Türkiye, Afganistan, İran, Irak bu antlaşma ile karşılıklı olarak birbirlerinin sınırlarını tanıyor ve korumaya karar veriyorlardı.Bu devletlerden birine saldırı olursa hep birlikte karşı koyacaklarını açıklıyorlardı. Böylece bölge petrolünde gözü olan devletlere bir mesaj veriliyordu.Türkiye doğu sınırını batıda çıkacak bir savaşta garantiye alıyordu.Ayrıca dünya ve bölge barışına katkıda bulunuyordu.

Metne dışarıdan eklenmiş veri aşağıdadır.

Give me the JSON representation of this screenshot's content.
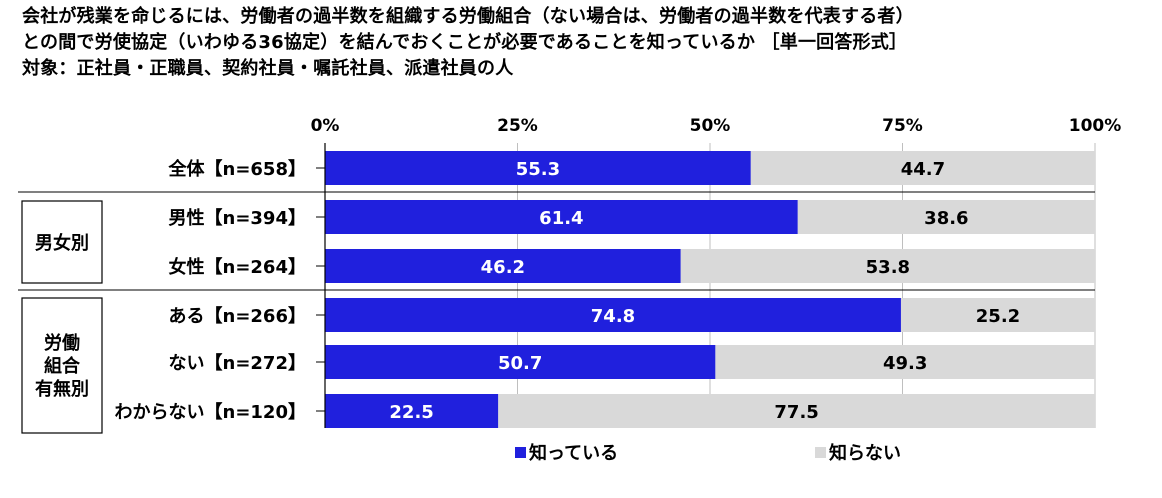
{
  "title_lines": [
    "会社が残業を命じるには、労働者の過半数を組織する労働組合（ない場合は、労働者の過半数を代表する者）",
    "との間で労使協定（いわゆる36協定）を結んでおくことが必要であることを知っているか ［単一回答形式］",
    "対象：正社員・正職員、契約社員・嘱託社員、派遣社員の人"
  ],
  "colors": {
    "known": "#2020dd",
    "unknown": "#d9d9d9",
    "axis": "#000000"
  },
  "chart_data": {
    "type": "bar",
    "orientation": "horizontal-stacked-100",
    "title": "会社が残業を命じるには、労働者の過半数を組織する労働組合（ない場合は、労働者の過半数を代表する者）との間で労使協定（いわゆる36協定）を結んでおくことが必要であることを知っているか ［単一回答形式］",
    "subtitle": "対象：正社員・正職員、契約社員・嘱託社員、派遣社員の人",
    "xlim": [
      0,
      100
    ],
    "x_ticks": [
      "0%",
      "25%",
      "50%",
      "75%",
      "100%"
    ],
    "categories": [
      "全体【n=658】",
      "男性【n=394】",
      "女性【n=264】",
      "ある【n=266】",
      "ない【n=272】",
      "わからない【n=120】"
    ],
    "groups": [
      {
        "label": [
          "男女別"
        ],
        "rows": [
          1,
          2
        ]
      },
      {
        "label": [
          "労働",
          "組合",
          "有無別"
        ],
        "rows": [
          3,
          4,
          5
        ]
      }
    ],
    "series": [
      {
        "name": "知っている",
        "values": [
          55.3,
          61.4,
          46.2,
          74.8,
          50.7,
          22.5
        ]
      },
      {
        "name": "知らない",
        "values": [
          44.7,
          38.6,
          53.8,
          25.2,
          49.3,
          77.5
        ]
      }
    ],
    "legend": "bottom-center",
    "grid": true
  }
}
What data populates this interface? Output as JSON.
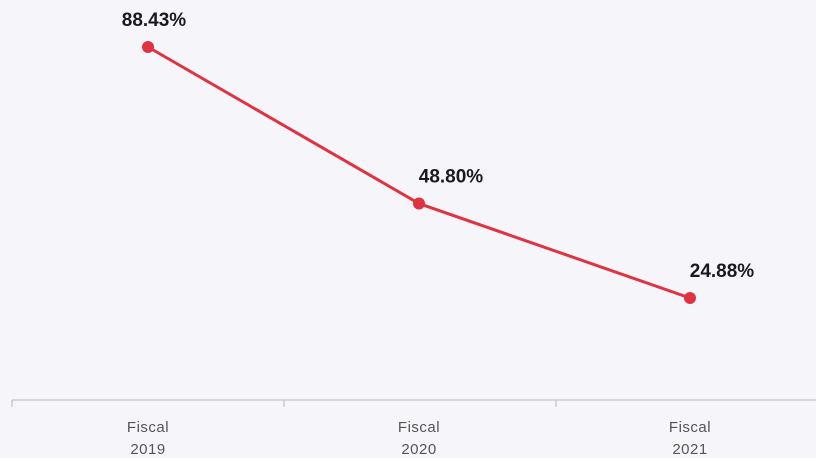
{
  "chart_data": {
    "type": "line",
    "categories": [
      [
        "Fiscal",
        "2019"
      ],
      [
        "Fiscal",
        "2020"
      ],
      [
        "Fiscal",
        "2021"
      ]
    ],
    "values": [
      88.43,
      48.8,
      24.88
    ],
    "data_labels": [
      "88.43%",
      "48.80%",
      "24.88%"
    ],
    "title": "",
    "xlabel": "",
    "ylabel": "",
    "ylim": [
      0,
      100
    ],
    "grid": false,
    "legend": "none",
    "line_color": "#e03342",
    "axis_color": "#b9b9c0"
  }
}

HATAY’IN ANAVATANA KATILMASI  
Milli mücadele döneminde Fransa ile yapılan Ankara Antlaşması’na ve peşine yapılan Lozan Antlaşması’na göre Hatay Fransa’ya kültür özerkliği alınarak bırakılmıştı.Böylece Hatay Fransız mandası oldu.1936’da Fransa Hatay, Suriye ve Lübnan’ı yaklaşan savaş tehlikesinden dolayı boşaltıp gitti.Suriye ve Lübnan  bağımsız oldu.Fransa Hatay’daki haklarını Suriye’ye terk etti.Türkiye ise bunun kabul etmeyerek Hatay’ın bağımsız olması gerektiğini ve bunu Fransa’nın tanımasını istedi.Fransa bunu kabul etmedi.Mesele Milletler Cemiyeti’ne taşındı.Milletler Cemiyeti Hatay’ın içişlerinde serbest, dış işlerinde Suriye’ye bağlı olmasına karar verdi.Hatay’ın toprak bütünlüğünün garantisini de Fransa ve Türkiye’ye verdi.Bu durum Türkiye’nin hoşuna gitmedi. Avrupa’da Hitlerin hareketleri Fransa’nın tavrının değiştirmesine neden oldu.Hatay’da halk oylamasına karar verildi.Yapılan seçimler sonucunda Hatay’da bağımsız bir devlet kuruldu.1939 yılında Hatay Parlamentosu anavatana katılma kararı aldı.Fransa bunu kabul etmek zorunda kaldı.M.Kemal hasta olmasına rağmen bu iş için büyük çaba sarf etti.